When Tea Party-backed Edward Mangano won his election for the Nassau County Executive as a member of the Tax Revolt Party, it was on a platform of vague promises to cut spending and to repeal a $40 million dollar energy tax.

The voters of Nassau County got what they asked for. Mangano immediately repealed the energy tax, but failed to actually pass any of the substantial spending cuts that he had promised. In doing so, he may have stayed true to his Tea Party roots, but he also drove the second richest county in the nation into fiscal disaster.

With a $175 million dollar gap in the $2.6 billion budget plan, the Nassau County Interim Finance Authority (NIFA), a New York State oversight board, was forced to take control of the county’s finances.
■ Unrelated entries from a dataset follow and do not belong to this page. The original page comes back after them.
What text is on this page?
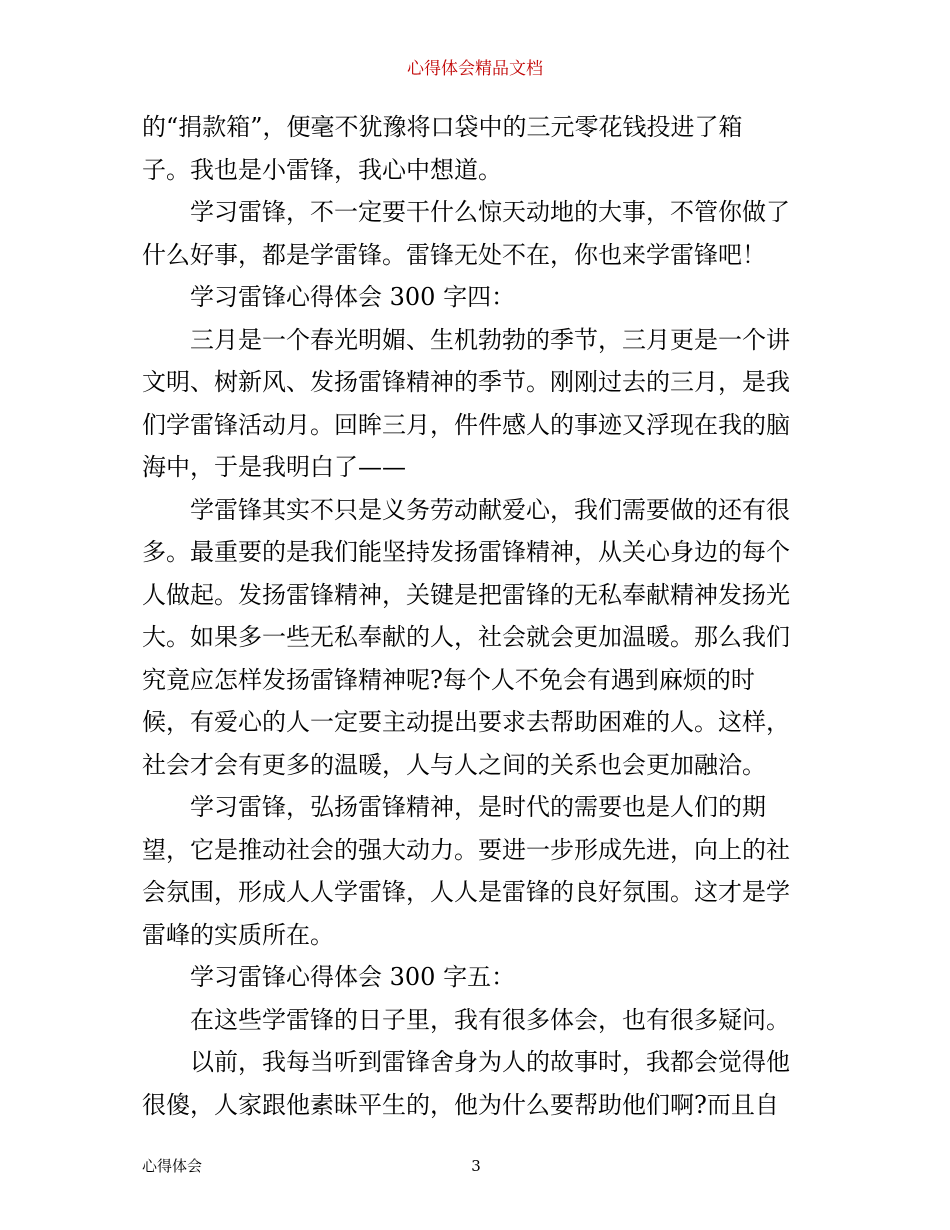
心得体会精品文档
的“捐款箱”，便毫不犹豫将口袋中的三元零花钱投进了箱
子。我也是小雷锋，我心中想道。
学习雷锋，不一定要干什么惊天动地的大事，不管你做了
什么好事，都是学雷锋。雷锋无处不在，你也来学雷锋吧！
学习雷锋心得体会 300 字四：
三月是一个春光明媚、生机勃勃的季节，三月更是一个讲
文明、树新风、发扬雷锋精神的季节。刚刚过去的三月，是我
们学雷锋活动月。回眸三月，件件感人的事迹又浮现在我的脑
海中，于是我明白了——
学雷锋其实不只是义务劳动献爱心，我们需要做的还有很
多。最重要的是我们能坚持发扬雷锋精神，从关心身边的每个
人做起。发扬雷锋精神，关键是把雷锋的无私奉献精神发扬光
大。如果多一些无私奉献的人，社会就会更加温暖。那么我们
究竟应怎样发扬雷锋精神呢?每个人不免会有遇到麻烦的时
候，有爱心的人一定要主动提出要求去帮助困难的人。这样，
社会才会有更多的温暖，人与人之间的关系也会更加融洽。
学习雷锋，弘扬雷锋精神，是时代的需要也是人们的期
望，它是推动社会的强大动力。要进一步形成先进，向上的社
会氛围，形成人人学雷锋，人人是雷锋的良好氛围。这才是学
雷峰的实质所在。
学习雷锋心得体会 300 字五：
在这些学雷锋的日子里，我有很多体会，也有很多疑问。
以前，我每当听到雷锋舍身为人的故事时，我都会觉得他
很傻，人家跟他素昧平生的，他为什么要帮助他们啊?而且自
心得体会	3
NIFA is tasked with stepping in to correct the county’s finances whenever there is a gap of larger than 1 percent, which the current gap dwarfs by almost 7 times.
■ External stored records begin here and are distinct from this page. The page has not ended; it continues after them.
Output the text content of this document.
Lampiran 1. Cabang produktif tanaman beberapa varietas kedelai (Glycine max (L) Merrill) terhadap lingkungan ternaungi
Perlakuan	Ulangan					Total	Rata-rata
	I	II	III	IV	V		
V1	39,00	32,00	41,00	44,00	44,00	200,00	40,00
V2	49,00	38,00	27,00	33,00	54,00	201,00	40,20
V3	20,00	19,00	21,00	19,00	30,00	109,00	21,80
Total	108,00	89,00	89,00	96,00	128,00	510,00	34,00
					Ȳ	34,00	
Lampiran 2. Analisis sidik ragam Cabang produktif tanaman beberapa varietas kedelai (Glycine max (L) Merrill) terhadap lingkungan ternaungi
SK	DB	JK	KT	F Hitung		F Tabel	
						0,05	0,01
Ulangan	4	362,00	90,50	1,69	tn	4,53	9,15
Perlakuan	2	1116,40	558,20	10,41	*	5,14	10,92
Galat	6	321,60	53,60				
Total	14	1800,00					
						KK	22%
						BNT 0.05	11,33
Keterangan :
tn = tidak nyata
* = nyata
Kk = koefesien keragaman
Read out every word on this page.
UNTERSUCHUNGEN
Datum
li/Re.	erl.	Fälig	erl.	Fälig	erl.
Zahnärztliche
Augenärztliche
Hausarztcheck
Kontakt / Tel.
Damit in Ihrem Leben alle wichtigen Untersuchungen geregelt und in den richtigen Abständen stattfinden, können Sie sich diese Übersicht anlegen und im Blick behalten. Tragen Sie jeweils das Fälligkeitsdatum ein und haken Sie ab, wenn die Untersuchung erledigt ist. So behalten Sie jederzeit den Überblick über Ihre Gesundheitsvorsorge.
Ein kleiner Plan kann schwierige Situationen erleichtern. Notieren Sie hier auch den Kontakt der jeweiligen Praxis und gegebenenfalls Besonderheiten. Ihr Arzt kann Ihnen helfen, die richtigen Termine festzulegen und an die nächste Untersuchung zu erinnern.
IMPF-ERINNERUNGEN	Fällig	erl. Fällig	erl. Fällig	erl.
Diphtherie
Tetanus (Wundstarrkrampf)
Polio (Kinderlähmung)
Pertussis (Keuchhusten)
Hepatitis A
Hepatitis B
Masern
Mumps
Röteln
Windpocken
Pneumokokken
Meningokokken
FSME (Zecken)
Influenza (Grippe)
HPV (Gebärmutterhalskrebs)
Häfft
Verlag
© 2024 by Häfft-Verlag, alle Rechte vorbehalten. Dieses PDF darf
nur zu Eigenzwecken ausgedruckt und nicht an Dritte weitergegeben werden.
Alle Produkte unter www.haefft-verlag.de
The situation is so dire that Moody’s is putting the county’s municipal securities on watch for a downgrade, a move that portfolio managers said is rare considering how safe these investments are usually considered.
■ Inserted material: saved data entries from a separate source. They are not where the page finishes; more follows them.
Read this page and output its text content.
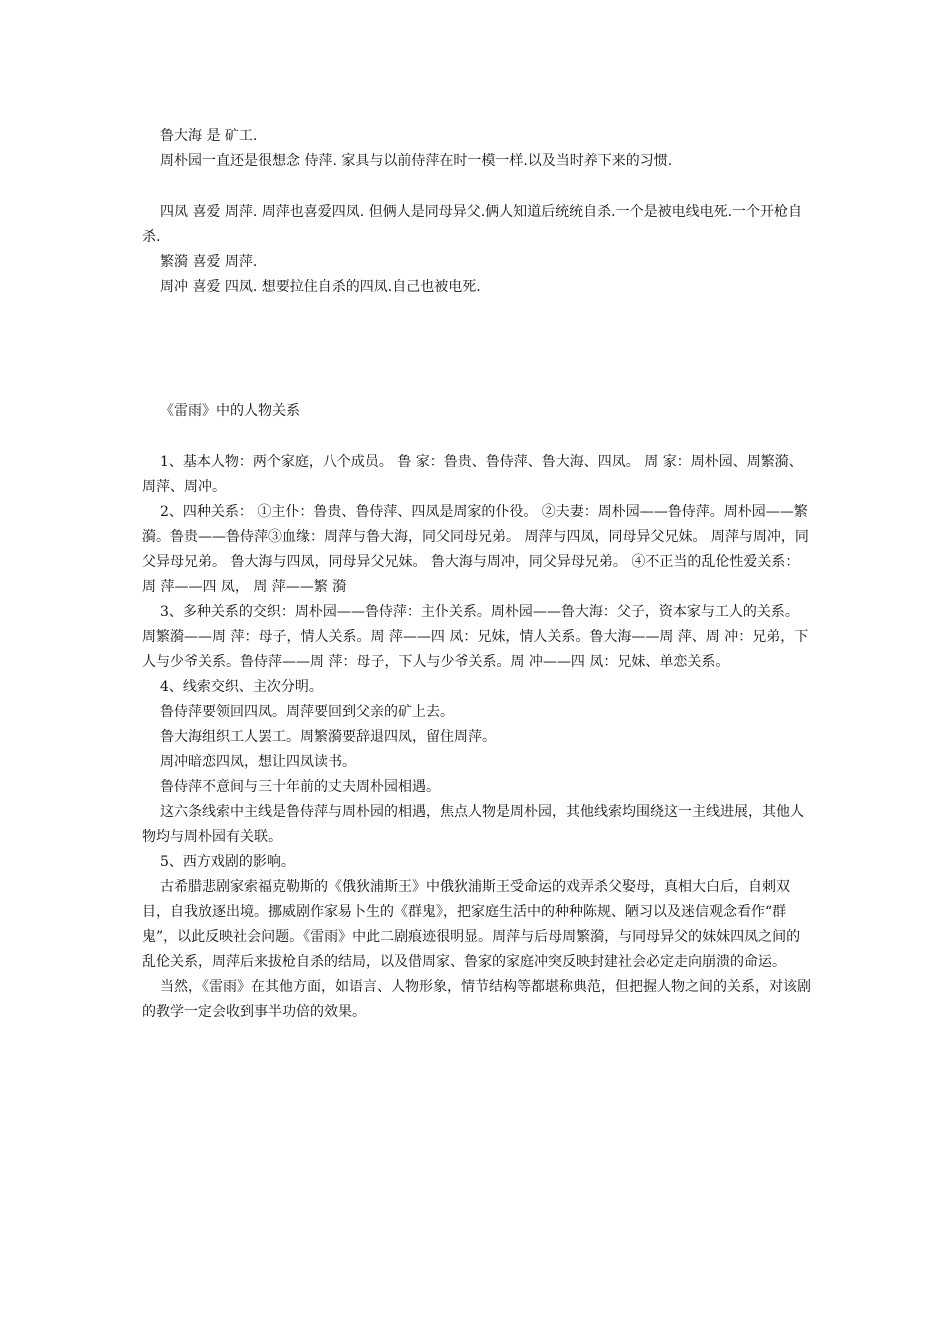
鲁大海 是 矿工.

周朴园一直还是很想念 侍萍. 家具与以前侍萍在时一模一样.以及当时养下来的习惯.

四凤 喜爱 周萍. 周萍也喜爱四凤. 但俩人是同母异父.俩人知道后统统自杀.一个是被电线电死.一个开枪自杀.

繁漪 喜爱 周萍.

周冲 喜爱 四凤. 想要拉住自杀的四凤.自己也被电死.

《雷雨》中的人物关系

1、基本人物：两个家庭，八个成员。 鲁 家：鲁贵、鲁侍萍、鲁大海、四凤。 周 家：周朴园、周繁漪、周萍、周冲。

2、四种关系： ①主仆：鲁贵、鲁侍萍、四凤是周家的仆役。 ②夫妻：周朴园——鲁侍萍。周朴园——繁漪。鲁贵——鲁侍萍③血缘：周萍与鲁大海，同父同母兄弟。 周萍与四凤，同母异父兄妹。 周萍与周冲，同父异母兄弟。 鲁大海与四凤，同母异父兄妹。 鲁大海与周冲，同父异母兄弟。 ④不正当的乱伦性爱关系：周 萍——四 凤， 周 萍——繁 漪

3、多种关系的交织：周朴园——鲁侍萍：主仆关系。周朴园——鲁大海：父子，资本家与工人的关系。周繁漪——周 萍：母子，情人关系。周 萍——四 凤：兄妹，情人关系。鲁大海——周 萍、周 冲：兄弟，下人与少爷关系。鲁侍萍——周 萍：母子，下人与少爷关系。周 冲——四 凤：兄妹、单恋关系。

4、线索交织、主次分明。

鲁侍萍要领回四凤。周萍要回到父亲的矿上去。

鲁大海组织工人罢工。周繁漪要辞退四凤，留住周萍。

周冲暗恋四凤，想让四凤读书。

鲁侍萍不意间与三十年前的丈夫周朴园相遇。

这六条线索中主线是鲁侍萍与周朴园的相遇，焦点人物是周朴园，其他线索均围绕这一主线进展，其他人物均与周朴园有关联。

5、西方戏剧的影响。

古希腊悲剧家索福克勒斯的《俄狄浦斯王》中俄狄浦斯王受命运的戏弄杀父娶母，真相大白后，自刺双目，自我放逐出境。挪威剧作家易卜生的《群鬼》，把家庭生活中的种种陈规、陋习以及迷信观念看作“群鬼”，以此反映社会问题。《雷雨》中此二剧痕迹很明显。周萍与后母周繁漪，与同母异父的妹妹四凤之间的乱伦关系，周萍后来拔枪自杀的结局，以及借周家、鲁家的家庭冲突反映封建社会必定走向崩溃的命运。

当然，《雷雨》在其他方面，如语言、人物形象，情节结构等都堪称典范，但把握人物之间的关系，对该剧的教学一定会收到事半功倍的效果。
Despite this, Mangano has refused to yield and in recent days filed suit to stop the takeover, citing his worries that NIFA may force him to raise taxes.

The consensus against Mangano even transcends normal ideological lines, with the New York Times and New York Post editorial pages finding themselves in rare agreement over the irresponsibility of his actions.

In a comprehensive special report, Reuter’s called Nassau County’s experience a “cautionary tale,” saying that the fiscal collapse in Nassau and the subsequent takeover represents a “black eye for the Tea Party.”

As one observer put it, “A lot of people who got elected on this type of anti-tax platform are running into the brick wall of fiscal reality.”